(N.B. : je suis à peu près persuadé d'avoir lu dans un coin que l'hypocrisie de Haruhi.fr en la matière était parfaitement assumée, je pars donc du principe que le terme de "tartufferie" et plus loin celui de "duplicité" ne seront pas mal pris. Si vous les prenez comme des insultes, c'est une mauvaise interprétation de mes intentions.)Légifrance définie la piraterie comme « détournements d'aéronef, de navire ou de tout autre moyen de transport » :
Article 224-6
Le fait de s'emparer ou de prendre le contrôle par violence ou menace de violence d'un aéronef, d'un navire ou de tout autre moyen de transport à bord desquels des personnes ont pris place, ainsi que d'une plate-forme fixe située sur le plateau continental, est puni de vingt ans de réclusion criminelle.
Ça n'a pas grand rapport avec mon propos, mais ça fait toujours bien de citer Légifrance.
S'il vous arrive de naviguer quelques peu sur d'autres sites internet, vous avez peut-être entendu parler d'un projet de loi français appelé "création et internet" ou "HADOPI", entres autres surnoms charmants. C'est une histoire tout à fait passionnante de surréalisme qui n'en est pas à son
dernier rebondissement, mais ce n'est pas (non plus) mon sujet.
Les débats qui ont entouré l'accouchement dans la douleur de cette loi ont porté sur l'anachronisme des législations sur les droits d'auteur à notre époque de diffusion de masse via internet.

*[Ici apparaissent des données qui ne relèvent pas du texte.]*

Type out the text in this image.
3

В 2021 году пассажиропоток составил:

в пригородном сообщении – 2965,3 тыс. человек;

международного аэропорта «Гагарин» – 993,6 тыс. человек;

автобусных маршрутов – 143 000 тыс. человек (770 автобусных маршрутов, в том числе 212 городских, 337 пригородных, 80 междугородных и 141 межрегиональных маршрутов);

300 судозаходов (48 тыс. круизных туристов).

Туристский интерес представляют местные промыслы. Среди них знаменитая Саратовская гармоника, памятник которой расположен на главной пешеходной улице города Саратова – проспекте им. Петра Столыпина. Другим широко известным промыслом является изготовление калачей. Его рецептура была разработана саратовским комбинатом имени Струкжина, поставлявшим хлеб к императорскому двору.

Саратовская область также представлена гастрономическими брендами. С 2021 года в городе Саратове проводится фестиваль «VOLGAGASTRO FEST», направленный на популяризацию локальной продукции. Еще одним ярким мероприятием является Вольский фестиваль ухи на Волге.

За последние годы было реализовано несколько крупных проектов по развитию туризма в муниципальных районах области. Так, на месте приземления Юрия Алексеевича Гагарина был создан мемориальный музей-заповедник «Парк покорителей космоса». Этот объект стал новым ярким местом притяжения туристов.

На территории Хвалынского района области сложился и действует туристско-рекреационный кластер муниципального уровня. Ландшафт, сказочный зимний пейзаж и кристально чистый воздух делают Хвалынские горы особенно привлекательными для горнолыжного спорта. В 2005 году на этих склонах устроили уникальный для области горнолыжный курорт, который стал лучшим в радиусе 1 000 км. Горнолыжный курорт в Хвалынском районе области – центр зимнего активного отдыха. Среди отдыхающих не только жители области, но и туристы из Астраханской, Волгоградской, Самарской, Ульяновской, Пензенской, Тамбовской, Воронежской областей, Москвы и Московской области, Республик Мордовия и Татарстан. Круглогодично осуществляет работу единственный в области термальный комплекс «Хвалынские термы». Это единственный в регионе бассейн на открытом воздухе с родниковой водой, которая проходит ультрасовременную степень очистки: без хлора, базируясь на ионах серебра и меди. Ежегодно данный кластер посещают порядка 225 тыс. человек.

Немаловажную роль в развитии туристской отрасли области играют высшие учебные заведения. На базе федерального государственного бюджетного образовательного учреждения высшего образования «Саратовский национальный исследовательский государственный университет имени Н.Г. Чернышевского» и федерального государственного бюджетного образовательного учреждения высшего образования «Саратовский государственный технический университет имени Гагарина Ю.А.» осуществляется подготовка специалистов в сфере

Peut-être vous ont-il vous même inspiré une réflexion plus ou moins approfondie sur la question. Vous êtes cordialement invité à nous en faire profiter ici même.
Pour recentrer le sujet sur le cas particulier de notre mélancolique favorite, nous avons ici affaire à une œuvre dont le succès mondial se battis quasi-exclusivement sur des moyens considéré (cela pourrait faire l'objet d'un autre débat) comme illégaux. De ce fait, on pourrait s'attendre à un certain militantisme de la part de son fan-club en faveur d'une modernisation des législations en vigueur et de leur adaptation au schéma de diffusion qu'a emprunté l'objet de leur admiration. (Passons sur l'idée qu'un tel militantisme pourrait faire accéder au statut de "groupe politique" l'association à qui elle manque, parait-il, pour rendre les dons en sa faveur déductibles.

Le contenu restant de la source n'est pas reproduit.